Review of Desire

Desire (1936)
8/10
A Vacation Business Trip Turned Jewelry Heist - While Driving a Bronson 8
11 May 2007
Warning: Spoilers
Ernst Lubitsch was one of the co-producers of DESIRE with it's director Frank Borzage. Borzage was a good enough director to have handled the material of this delightful romantic comedy, but Lubitsch fans feel that he frequently discussed the film with Ernst, and the famous "touch" has been noted throughout it.

Gary Cooper is an ace salesman for the Bronson automobile company in Paris, working under William Frawley. He is about to go on his well earned vacation, but Frawley has a slight plan of his own. He is giving Cooper a new Bronson 8 automobile to use on the trip, which will carry a large sign on it advertising the car.

In the meantime, unconnected to this, Marlene Dietrich has been involved in a neat piece of jewelry theft. She goes to the jewelry firm of M. Duval (Ernst Cossart) and arranges for him to deliver his finest necklace to "her home", the address of which is the home of Dr. Pacquet (Alan Mowbray). Later she goes to Dr. Pacquet's office (he is a psychiatrist), and explains she is Madame Duval, wife of the jeweler, and that he is suffering a strange dementia. She says that he insists that purchases are being made by all sorts of people, including the good psychiatrist. She begs Pacquet to let her bring her husband that night to see him, warning him that he will claim that the psychiatrist owes him a huge sum of money for a necklace. Pacquet agrees. So Dietrich sets up a neat confrontation between the two men, leaving with the necklace while they are arguing about who owes money v. who is crazy.

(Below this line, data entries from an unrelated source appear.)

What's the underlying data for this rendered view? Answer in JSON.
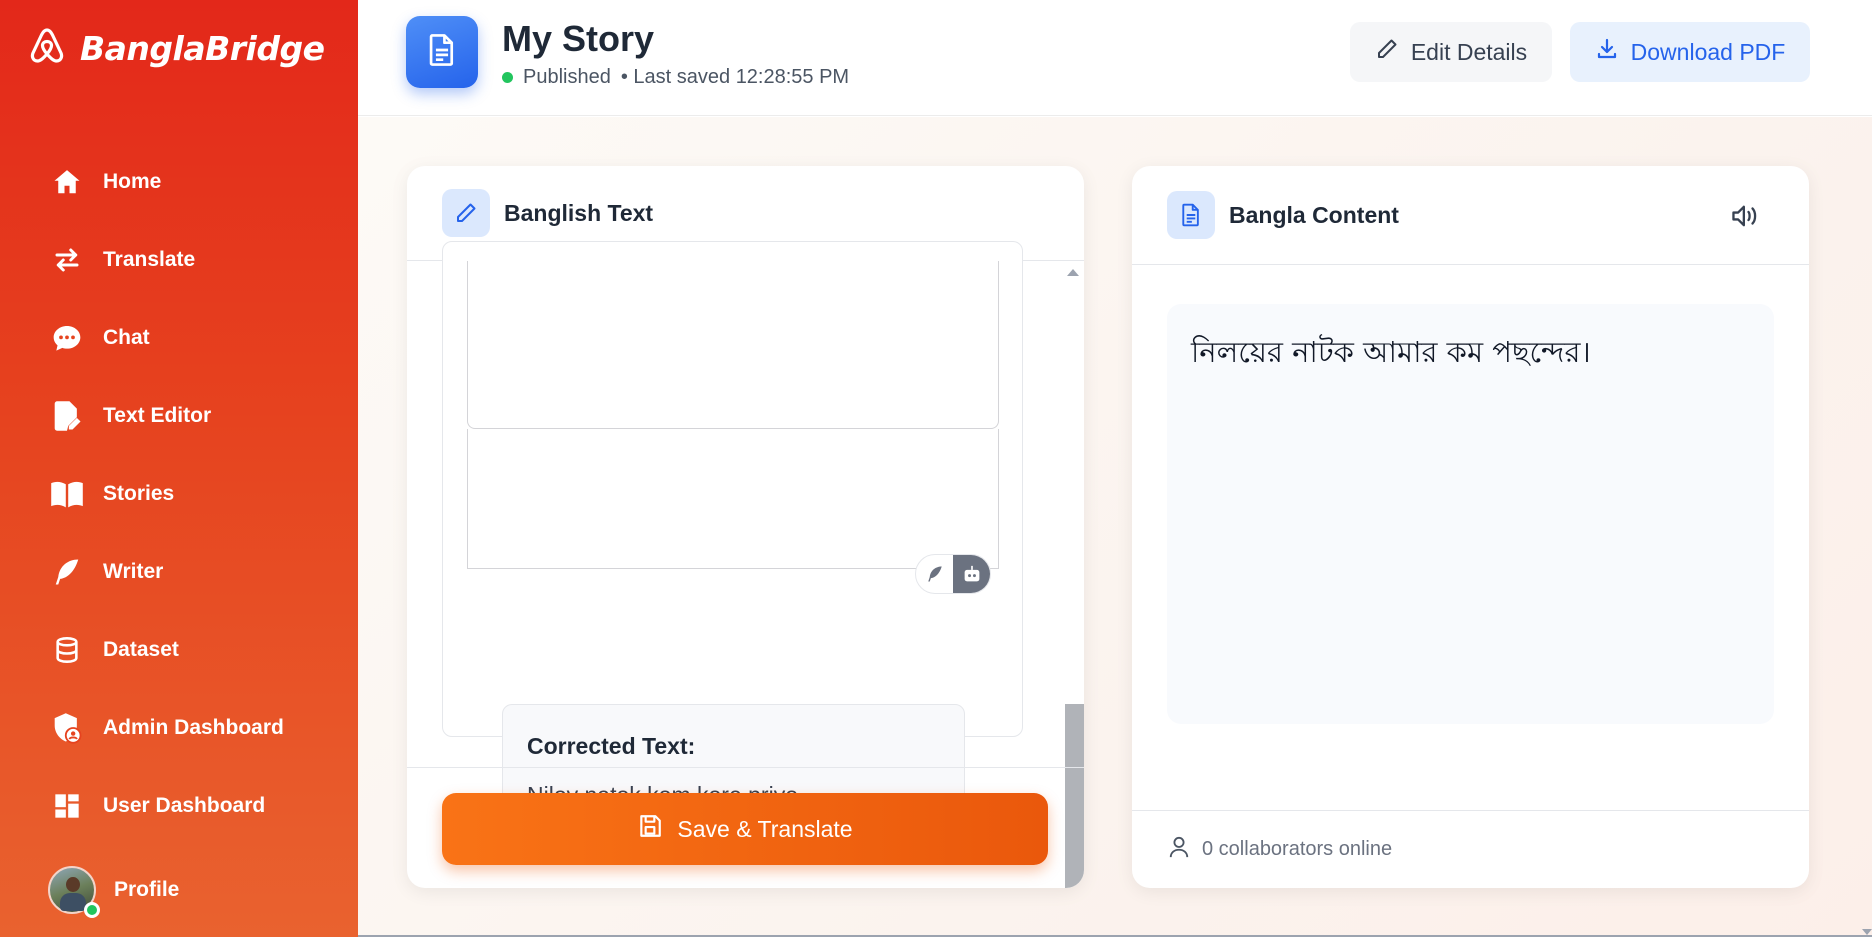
{
  "brand": {
    "name": "BanglaBridge"
  },
  "sidebar": {
    "items": [
      {
        "label": "Home",
        "icon": "home-icon"
      },
      {
        "label": "Translate",
        "icon": "swap-arrows-icon"
      },
      {
        "label": "Chat",
        "icon": "chat-bubble-icon"
      },
      {
        "label": "Text Editor",
        "icon": "edit-document-icon"
      },
      {
        "label": "Stories",
        "icon": "book-icon"
      },
      {
        "label": "Writer",
        "icon": "feather-icon"
      },
      {
        "label": "Dataset",
        "icon": "database-icon"
      },
      {
        "label": "Admin Dashboard",
        "icon": "shield-user-icon"
      },
      {
        "label": "User Dashboard",
        "icon": "dashboard-grid-icon"
      }
    ],
    "profile": {
      "label": "Profile"
    }
  },
  "header": {
    "title": "My Story",
    "status": "Published",
    "last_saved": "• Last saved 12:28:55 PM",
    "edit_label": "Edit Details",
    "download_label": "Download PDF"
  },
  "left_panel": {
    "title": "Banglish Text",
    "corrected_title": "Corrected Text:",
    "corrected_text": "Niloy natok kom kore priyo",
    "save_label": "Save & Translate"
  },
  "right_panel": {
    "title": "Bangla Content",
    "content": "নিলয়ের নাটক আমার কম পছন্দের।",
    "collaborators": "0 collaborators online"
  },
  "colors": {
    "sidebar_top": "#e3281a",
    "sidebar_bottom": "#e9622f",
    "primary_blue": "#2563eb",
    "accent_orange": "#f97316",
    "online_green": "#22c55e"
  }
}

Dietrich and Cooper get involved when she hides her stolen jewels in a bag of his at the border, and subsequently steals and wrecks his car. He still has the jewels though, and follows her. She and her suave, if sinister cohort (the wonderful John Haliday) decide to invite him to their home in the mountains, where they plan to retrieve the jewels before Cooper leaves. And that is all of the plot I will discuss.

As I once mentioned regarding a later Cooper film (LOVE IN THE AFTERNOON), while Cooper was seen as the great American hero in westerns and adventure films, he was leading an active social life in high society circles. His direct American character, so fitting in THE PLAINSMAN or in HIGH NOON also could shoot off a gentle charm at times, and it works well in DESIRE. He and Dietrich had made MOROCCO six years earlier, but that was set in the deserts of North Africa and was a straight drama. Here they both mingle his American ruggedness and charm against her European sophistication and charm, and it works nicely. They are ably abetted by Haliday, pretending to be Dietrich's uncle but jealously watching Cooper's moves. The results is a well made romantic comedy that never fails to please the audience.